A decent writer doesn’t know it all. He knows, at the very least, the traditions that arose from the pen, from consciousness,
from the confrontation with reality. At least he knows those. Brothers and sisters are strewn throughout time ready for a tap on
the shoulder from a spirit in the future.
Were they conscious of the future, of us? In a way, perhaps, but they knew they had to live in their own time, their own world.
And there were, apparently, worlds upon worlds, most of which disappear totally.
And they were conscious that human beings repeat the day, week, month, year and whole lifetime with basic animal needs. But
that something stretches beyond this to create ornament, art, and culture. The universals are never destroyed.

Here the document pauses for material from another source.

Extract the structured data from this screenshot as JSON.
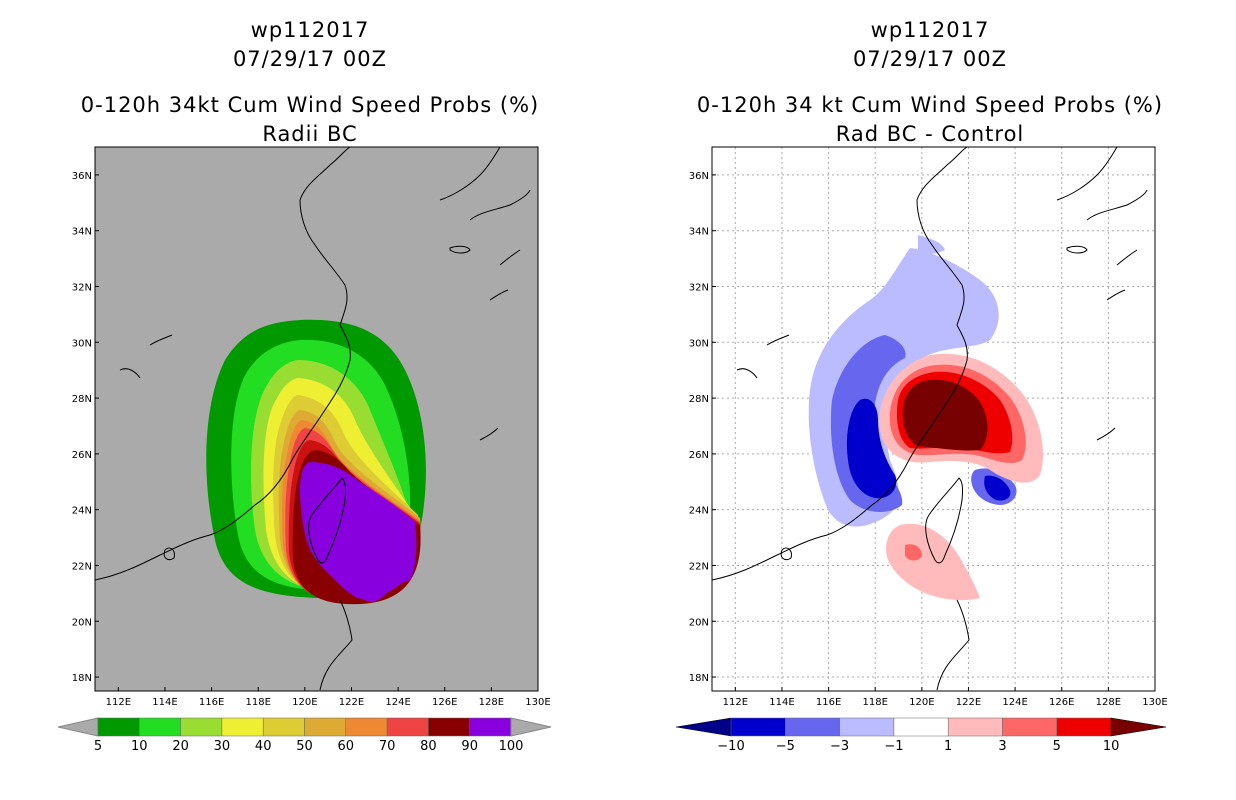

And when one is conscious of this… what? There is a shocking feeling of power, of seeing how impotent the past was in dealing
with their own situation. And then a quick dismissal of all they had to teach. "Teach? They had to learn a great deal more." That
is the quintessential modern attitude. Of course we set ourselves up the same way. We will mutate in ways we can not know
and probably wouldn't want to know. But if we rob the past of its glorious triumphs don't we rob ourselves as well? And then
what are we but pathetic and dumb victims of time, not even at the level of a plant because a plant does everything in its
power to become what it is seeded to become.
When a period of time disintegrates it is a very telling thing. A kind of recovery mode is called on.